Madison survivors share ways women can empower themselves
By Erin Hueffner
The minute after a breast cancer diagnosis, “normal” doesn’t exist. In the midst of swirling emotions, women have to make quick decisions with long-lasting implications. Start with chemotherapy or a mastectomy? If a mastectomy, opt for breast reconstruction or not? It helps to know someone who has been through the process—often more so for members of the LGBTQ community who may face additional stressors.
“I just wanted to feel better so I could be a mom again to my daughter,” says Jamie Steckelberg. She went ahead and had a skin-sparing mastectomy, allowing her to decide later about reconstruction. “What does that say about me as a woman, what does it say about society, that you’re just supposed to hurry up and have this reconstruction? There’s a movement of women reclaiming their bodies and going flat,” she says.
High prescription drug costs can be a barrier to some and insurance co-pays also add up quickly—if you have insurance to begin with. And when you’re missing work to get treatment, you worry about losing your job. All of this is magnified for the LGBTQ community. According to the Susan G. Komen Breast Cancer Foundation, lesbian, gay, and bisexual women have a higher risk of breast cancer than other women. Breast cancer risk factors such as alcohol use, childbirth later in life and obesity tend to be more common in LGBTQ women. Steckelberg says a fear of rejection by medical providers can deter women from seeking care in the first place.

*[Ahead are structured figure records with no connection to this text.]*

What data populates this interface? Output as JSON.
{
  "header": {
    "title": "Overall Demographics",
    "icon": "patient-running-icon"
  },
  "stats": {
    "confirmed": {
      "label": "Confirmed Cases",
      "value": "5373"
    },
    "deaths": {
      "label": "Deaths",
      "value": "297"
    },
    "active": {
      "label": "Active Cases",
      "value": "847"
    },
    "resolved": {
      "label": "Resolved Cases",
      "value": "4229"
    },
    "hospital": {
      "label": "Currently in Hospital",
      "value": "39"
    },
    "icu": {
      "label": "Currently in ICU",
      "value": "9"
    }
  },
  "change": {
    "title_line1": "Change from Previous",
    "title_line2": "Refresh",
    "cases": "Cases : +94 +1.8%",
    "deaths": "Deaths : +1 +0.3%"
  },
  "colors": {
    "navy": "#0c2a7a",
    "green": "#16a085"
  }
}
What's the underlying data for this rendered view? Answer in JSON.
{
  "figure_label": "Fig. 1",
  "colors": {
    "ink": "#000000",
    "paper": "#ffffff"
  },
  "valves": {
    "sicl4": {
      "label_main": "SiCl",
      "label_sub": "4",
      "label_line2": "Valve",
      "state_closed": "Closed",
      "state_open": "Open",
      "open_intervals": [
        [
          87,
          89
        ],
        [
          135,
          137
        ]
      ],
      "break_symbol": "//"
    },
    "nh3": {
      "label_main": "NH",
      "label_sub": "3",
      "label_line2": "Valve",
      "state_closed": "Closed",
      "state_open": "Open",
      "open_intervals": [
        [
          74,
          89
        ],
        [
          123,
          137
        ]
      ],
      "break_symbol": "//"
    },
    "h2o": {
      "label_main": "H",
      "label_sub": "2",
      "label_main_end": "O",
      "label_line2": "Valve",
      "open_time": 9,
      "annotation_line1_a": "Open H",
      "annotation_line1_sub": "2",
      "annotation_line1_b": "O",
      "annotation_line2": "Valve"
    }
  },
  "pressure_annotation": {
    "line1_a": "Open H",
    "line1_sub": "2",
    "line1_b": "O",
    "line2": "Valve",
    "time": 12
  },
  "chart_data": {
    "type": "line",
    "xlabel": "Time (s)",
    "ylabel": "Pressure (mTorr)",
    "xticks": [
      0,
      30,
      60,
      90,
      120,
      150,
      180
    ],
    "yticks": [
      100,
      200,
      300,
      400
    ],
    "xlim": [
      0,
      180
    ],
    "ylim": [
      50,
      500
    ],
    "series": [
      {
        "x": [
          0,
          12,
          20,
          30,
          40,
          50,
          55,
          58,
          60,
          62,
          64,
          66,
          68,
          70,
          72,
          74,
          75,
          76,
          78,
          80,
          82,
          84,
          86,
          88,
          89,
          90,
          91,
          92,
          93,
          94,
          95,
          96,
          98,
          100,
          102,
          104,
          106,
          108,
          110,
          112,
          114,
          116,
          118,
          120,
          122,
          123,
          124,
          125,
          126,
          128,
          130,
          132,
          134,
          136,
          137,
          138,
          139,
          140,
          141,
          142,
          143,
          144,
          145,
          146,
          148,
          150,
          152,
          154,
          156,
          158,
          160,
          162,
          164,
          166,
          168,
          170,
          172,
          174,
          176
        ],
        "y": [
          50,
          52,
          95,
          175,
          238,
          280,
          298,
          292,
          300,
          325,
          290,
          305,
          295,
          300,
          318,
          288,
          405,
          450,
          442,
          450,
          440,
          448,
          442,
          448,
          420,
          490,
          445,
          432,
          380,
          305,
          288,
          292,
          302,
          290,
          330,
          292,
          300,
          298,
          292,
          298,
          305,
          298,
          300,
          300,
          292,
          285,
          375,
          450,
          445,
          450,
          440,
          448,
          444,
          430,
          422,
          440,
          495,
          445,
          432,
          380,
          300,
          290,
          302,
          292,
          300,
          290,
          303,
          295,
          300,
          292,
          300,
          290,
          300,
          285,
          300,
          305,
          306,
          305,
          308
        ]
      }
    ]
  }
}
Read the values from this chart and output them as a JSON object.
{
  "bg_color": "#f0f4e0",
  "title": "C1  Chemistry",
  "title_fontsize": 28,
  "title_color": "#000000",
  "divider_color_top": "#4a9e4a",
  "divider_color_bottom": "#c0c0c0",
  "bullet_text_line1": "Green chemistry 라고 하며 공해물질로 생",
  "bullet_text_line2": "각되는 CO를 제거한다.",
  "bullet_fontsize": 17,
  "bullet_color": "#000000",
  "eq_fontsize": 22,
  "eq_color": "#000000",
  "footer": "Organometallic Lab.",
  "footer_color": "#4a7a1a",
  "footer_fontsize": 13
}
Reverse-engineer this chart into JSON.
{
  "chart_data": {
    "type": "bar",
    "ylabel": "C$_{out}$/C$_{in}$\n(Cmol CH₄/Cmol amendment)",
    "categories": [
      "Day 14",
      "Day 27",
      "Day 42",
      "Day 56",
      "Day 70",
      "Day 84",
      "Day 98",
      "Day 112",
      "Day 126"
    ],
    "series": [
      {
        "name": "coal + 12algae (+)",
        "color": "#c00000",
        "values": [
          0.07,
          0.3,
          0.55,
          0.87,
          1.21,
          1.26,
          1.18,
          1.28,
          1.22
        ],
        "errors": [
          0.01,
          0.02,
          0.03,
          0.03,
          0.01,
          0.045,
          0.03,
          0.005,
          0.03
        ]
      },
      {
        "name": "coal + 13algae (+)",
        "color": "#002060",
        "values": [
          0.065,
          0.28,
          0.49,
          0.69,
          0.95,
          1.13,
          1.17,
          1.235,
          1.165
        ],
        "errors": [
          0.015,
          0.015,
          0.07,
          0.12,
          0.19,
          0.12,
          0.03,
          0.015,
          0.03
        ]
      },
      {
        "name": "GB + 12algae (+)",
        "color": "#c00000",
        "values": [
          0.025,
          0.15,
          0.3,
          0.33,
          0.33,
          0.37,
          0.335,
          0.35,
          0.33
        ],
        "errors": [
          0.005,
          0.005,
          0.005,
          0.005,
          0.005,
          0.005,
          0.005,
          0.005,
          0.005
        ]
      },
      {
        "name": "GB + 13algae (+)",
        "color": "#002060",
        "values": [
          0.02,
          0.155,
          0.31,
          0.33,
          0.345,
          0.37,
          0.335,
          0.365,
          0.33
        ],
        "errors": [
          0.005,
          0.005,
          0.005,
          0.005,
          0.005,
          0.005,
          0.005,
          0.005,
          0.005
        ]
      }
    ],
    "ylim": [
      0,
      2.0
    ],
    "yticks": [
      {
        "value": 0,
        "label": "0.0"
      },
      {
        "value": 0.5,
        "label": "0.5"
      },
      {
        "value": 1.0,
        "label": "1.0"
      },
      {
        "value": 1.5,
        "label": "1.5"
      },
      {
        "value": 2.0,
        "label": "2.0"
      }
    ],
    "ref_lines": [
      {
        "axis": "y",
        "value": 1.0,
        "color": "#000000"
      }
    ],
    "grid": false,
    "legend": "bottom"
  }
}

“There’s always been a silence about who we are as lesbians,” says Steckelberg. “I never really felt comfortable coming out to my doctors until I came to Madison. I was one of those women who didn’t go to the doctor on a regular basis. And my partner and I weren’t married, because gay marriage wasn’t allowed at that time. So, I didn’t have some of the benefits of marriage, like insurance.”
Most breast cancer patients aren’t medical experts, so it can be intimidating for patients to question doctors. Looking back on her treatment, Alexia Sabor says there is a need to improve access to information about cancer so women can make educated decisions.
“I found I had to know what questions to ask to get the information I needed,” Sabor says. “I’m not particularly intimidated by doctors, which I think a lot of people are. I call my doctors by their first names. I think it’s part of the artificial distinction that helps set up a barrier to people feeling comfortable for advocating for their own needs.” Both women say connecting with others who are going through cancer is empowering and offers a sense of community. Women helping other women through the challenges of cancer treatment can also help bridge the information gap.
“I’ve talked to more than a dozen women referred to me by friends,” says Sabor. “So I know that a lot of the things I wish I had known about are the things they aren’t being told. [Such as] little things you can do to make chemo less unpleasant. When you have chemo, they put a port in your chest. So every time you do chemo, they are punching through your chest with a 20-gauge needle. And it really hurts. I found out from a chemo nurse there’s a lidocaine cream you can use to help numb that pain.”
The most important thing, says Steckelberg, is to be your own best advocate. “You’re not alone. You have a voice and a story and it needs to be told,” she says. “We’re told that women are our bodies, and we need to look a certain way, so you have to do breast reconstruction. But you don’t. Your path is your path. And you need to decide what’s right for you.”